Was Russlands Staatsdiener alles nicht dürfen
- Ins Ausland reisen. Hier gibt es für verschiedene Gruppen verschiedene Regelungen: Polizisten und Geheimdienstler dürfen gar nicht, ebenso Beamte mit Zugang zu Staatsgeheimnissen. Soldaten müssen um Erlaubnis bitten.
- Eine ausländische Staatsangehörigkeit haben.
- Unternehmerisch tätig sein.
- Wertpapiere erwerben.
- Konten auf ausländischen Banken haben (gilt auch für ihre Ehegatten und Kinder).
- Sich öffentlich über die Arbeit von Staatsorganen äußern, sofern dies nicht in ihren Verantwortungsbereich fällt.
- Einige hohe russische Staatsdiener dürfen bekanntlich nicht in den Westen reisen, weil sie auf Sanktionslisten stehen – westlichen, versteht sich.
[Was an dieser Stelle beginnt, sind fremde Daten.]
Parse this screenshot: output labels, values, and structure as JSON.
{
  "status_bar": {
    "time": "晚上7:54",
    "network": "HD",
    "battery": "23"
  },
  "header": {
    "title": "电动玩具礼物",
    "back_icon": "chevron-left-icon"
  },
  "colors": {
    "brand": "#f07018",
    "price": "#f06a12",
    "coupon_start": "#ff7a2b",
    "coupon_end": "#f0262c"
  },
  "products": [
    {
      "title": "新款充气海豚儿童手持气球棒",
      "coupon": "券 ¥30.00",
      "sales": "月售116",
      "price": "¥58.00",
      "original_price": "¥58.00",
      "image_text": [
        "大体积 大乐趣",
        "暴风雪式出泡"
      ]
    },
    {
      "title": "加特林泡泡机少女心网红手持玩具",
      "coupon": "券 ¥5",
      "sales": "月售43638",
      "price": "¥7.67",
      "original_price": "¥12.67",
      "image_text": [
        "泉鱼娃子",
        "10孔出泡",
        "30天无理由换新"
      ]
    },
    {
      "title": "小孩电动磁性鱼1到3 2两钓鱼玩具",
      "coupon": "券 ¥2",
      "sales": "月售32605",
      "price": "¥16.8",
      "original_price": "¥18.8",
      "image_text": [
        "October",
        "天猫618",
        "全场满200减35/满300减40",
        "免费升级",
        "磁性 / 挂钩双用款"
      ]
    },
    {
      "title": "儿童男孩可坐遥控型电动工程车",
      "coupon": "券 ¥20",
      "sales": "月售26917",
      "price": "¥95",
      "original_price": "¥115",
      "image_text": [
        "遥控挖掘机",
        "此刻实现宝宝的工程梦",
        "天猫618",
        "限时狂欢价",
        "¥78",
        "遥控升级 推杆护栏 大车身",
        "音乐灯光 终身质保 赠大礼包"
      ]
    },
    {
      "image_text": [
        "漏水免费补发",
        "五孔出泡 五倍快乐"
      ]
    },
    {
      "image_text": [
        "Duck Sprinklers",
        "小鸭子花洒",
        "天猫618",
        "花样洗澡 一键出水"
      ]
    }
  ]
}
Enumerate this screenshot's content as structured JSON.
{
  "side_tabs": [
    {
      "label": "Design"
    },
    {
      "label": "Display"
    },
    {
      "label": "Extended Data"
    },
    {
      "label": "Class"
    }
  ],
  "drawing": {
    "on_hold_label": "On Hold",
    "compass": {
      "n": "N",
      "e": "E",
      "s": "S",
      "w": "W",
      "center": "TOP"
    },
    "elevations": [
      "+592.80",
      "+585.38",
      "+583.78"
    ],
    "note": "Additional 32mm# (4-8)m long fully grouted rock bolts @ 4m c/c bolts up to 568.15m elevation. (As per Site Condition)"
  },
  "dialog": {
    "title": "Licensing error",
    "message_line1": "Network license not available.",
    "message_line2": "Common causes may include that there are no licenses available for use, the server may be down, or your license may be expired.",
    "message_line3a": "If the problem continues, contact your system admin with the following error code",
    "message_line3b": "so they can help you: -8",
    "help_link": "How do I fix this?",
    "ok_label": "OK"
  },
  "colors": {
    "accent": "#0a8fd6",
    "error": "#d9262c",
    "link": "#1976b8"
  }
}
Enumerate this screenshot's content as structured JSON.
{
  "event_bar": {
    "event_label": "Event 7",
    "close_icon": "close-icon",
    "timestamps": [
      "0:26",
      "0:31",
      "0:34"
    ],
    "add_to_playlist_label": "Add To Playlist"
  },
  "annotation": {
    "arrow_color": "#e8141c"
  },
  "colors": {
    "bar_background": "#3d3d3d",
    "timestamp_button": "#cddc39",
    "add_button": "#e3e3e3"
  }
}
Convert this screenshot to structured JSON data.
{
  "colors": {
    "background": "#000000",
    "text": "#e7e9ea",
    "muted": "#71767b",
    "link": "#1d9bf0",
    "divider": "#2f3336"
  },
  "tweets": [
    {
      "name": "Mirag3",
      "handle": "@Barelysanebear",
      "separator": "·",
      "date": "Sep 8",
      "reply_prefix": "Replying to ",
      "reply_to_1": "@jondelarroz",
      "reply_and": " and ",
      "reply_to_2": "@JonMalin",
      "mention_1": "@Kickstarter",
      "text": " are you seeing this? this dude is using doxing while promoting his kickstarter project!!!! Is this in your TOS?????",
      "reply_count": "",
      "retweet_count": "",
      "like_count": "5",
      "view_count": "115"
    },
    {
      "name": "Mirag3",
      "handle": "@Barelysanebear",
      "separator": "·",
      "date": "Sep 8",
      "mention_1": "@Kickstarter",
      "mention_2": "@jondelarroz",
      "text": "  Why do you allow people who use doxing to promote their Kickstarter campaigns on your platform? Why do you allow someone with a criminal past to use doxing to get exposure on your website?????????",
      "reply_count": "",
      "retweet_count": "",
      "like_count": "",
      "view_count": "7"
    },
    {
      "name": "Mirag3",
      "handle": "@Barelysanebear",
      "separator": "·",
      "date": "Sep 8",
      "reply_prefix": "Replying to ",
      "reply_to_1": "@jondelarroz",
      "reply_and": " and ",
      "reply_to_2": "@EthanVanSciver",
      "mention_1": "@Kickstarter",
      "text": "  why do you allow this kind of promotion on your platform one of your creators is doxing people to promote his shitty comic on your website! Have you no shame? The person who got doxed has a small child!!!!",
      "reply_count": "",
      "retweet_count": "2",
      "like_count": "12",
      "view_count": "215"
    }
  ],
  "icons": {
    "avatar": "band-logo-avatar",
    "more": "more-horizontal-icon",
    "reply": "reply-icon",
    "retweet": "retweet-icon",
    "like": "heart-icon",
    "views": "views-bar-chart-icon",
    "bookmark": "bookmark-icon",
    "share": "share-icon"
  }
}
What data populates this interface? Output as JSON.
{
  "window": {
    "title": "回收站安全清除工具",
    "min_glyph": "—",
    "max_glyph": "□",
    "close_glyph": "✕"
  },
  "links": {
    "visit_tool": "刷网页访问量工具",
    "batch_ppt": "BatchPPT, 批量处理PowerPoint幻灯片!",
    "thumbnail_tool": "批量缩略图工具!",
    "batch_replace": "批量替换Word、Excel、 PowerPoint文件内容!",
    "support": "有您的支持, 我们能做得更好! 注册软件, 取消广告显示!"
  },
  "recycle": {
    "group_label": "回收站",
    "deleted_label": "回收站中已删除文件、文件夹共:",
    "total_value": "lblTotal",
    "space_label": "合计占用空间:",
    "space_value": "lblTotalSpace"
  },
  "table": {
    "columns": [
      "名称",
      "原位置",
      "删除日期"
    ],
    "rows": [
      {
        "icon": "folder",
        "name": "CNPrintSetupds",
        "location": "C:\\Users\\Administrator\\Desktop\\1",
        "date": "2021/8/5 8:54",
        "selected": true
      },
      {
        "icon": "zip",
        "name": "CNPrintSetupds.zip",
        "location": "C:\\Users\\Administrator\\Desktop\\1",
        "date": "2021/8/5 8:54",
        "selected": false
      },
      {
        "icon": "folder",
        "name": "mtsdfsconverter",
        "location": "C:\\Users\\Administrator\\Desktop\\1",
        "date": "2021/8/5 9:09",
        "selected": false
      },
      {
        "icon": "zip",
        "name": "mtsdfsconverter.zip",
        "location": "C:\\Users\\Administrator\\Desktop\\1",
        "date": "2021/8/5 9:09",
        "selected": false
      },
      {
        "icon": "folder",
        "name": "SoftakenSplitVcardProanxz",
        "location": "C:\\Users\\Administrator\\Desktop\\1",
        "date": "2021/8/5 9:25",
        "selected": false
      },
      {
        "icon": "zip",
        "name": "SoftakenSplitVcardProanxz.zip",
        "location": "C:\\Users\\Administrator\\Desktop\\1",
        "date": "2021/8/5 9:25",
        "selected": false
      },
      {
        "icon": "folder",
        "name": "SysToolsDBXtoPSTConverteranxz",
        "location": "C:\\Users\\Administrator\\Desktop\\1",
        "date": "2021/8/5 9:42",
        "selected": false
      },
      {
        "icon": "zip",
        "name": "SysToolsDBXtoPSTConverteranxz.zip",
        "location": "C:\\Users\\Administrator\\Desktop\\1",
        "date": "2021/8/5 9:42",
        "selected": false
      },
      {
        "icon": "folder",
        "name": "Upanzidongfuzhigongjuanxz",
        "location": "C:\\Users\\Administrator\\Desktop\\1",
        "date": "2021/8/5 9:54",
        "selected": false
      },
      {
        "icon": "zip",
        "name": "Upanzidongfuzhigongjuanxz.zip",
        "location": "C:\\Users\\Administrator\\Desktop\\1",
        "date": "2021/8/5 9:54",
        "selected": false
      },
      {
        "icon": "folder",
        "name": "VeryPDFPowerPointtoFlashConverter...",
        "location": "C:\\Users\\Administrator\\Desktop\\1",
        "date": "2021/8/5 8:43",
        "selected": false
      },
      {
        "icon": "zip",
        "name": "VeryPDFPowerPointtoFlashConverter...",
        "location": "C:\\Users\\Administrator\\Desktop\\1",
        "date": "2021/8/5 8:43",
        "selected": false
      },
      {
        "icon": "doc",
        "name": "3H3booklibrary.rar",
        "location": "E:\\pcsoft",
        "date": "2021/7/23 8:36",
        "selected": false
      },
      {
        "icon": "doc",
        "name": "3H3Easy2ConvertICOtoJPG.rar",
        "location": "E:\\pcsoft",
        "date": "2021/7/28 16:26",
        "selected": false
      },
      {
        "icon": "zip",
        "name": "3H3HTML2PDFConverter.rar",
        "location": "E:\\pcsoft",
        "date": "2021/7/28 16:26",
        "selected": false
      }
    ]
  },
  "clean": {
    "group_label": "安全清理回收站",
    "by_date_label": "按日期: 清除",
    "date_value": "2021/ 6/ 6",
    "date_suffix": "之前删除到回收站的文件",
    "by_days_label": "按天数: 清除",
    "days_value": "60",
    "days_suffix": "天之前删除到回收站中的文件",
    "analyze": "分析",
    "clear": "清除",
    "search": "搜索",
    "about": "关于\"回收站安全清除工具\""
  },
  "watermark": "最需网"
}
Treue Kunden für neue Kreditkarte
Diese Masse der Abhängigen soll auch ambitionierten Staatsprogrammen aus den Startlöchern helfen. Genau das geschieht zurzeit mit der noch jungen russischen Alternative zu VISA und Mastercard: Russische Banken wurden nämlich verpflichtet, allen „Bjudschetniki“ die Kreditkarte „Mir“ auszustellen, auf die sie künftig ihre Gehälter erhalten sollen. Ab 2018 sollen sogar sämtliche staatlichen Zuwendungen, einschließlich der Renten und Sozialversicherungen, über das eigene Bezahlsystem abgewickelt werden. Dieses wurde bekanntlich im vergangenen Jahr eingeführt, um unabhängiger vom Westen zu sein. Doch der Umstieg lief bisher schleppend. Jetzt sind dem System Millionen neue Kunden garantiert. Doch dieser forcierte Ausbau des Kundenstamms könnte noch zu Überraschungen führen. Als 2015 begonnen wurde, einen Teil der innerrussischen Zahlungen mit VISA und Mastercard über das eigene Bezahlsystem abzuwickeln, kam es wiederholt zu Ausfällen. Wie es weitere Millionen der neuen „Mir“-Karte verkraften kann, ist noch offen. Im Fall der Fälle wären es aber die Diener des Staats, die zunächst am stärksten von Problemen betroffen wären.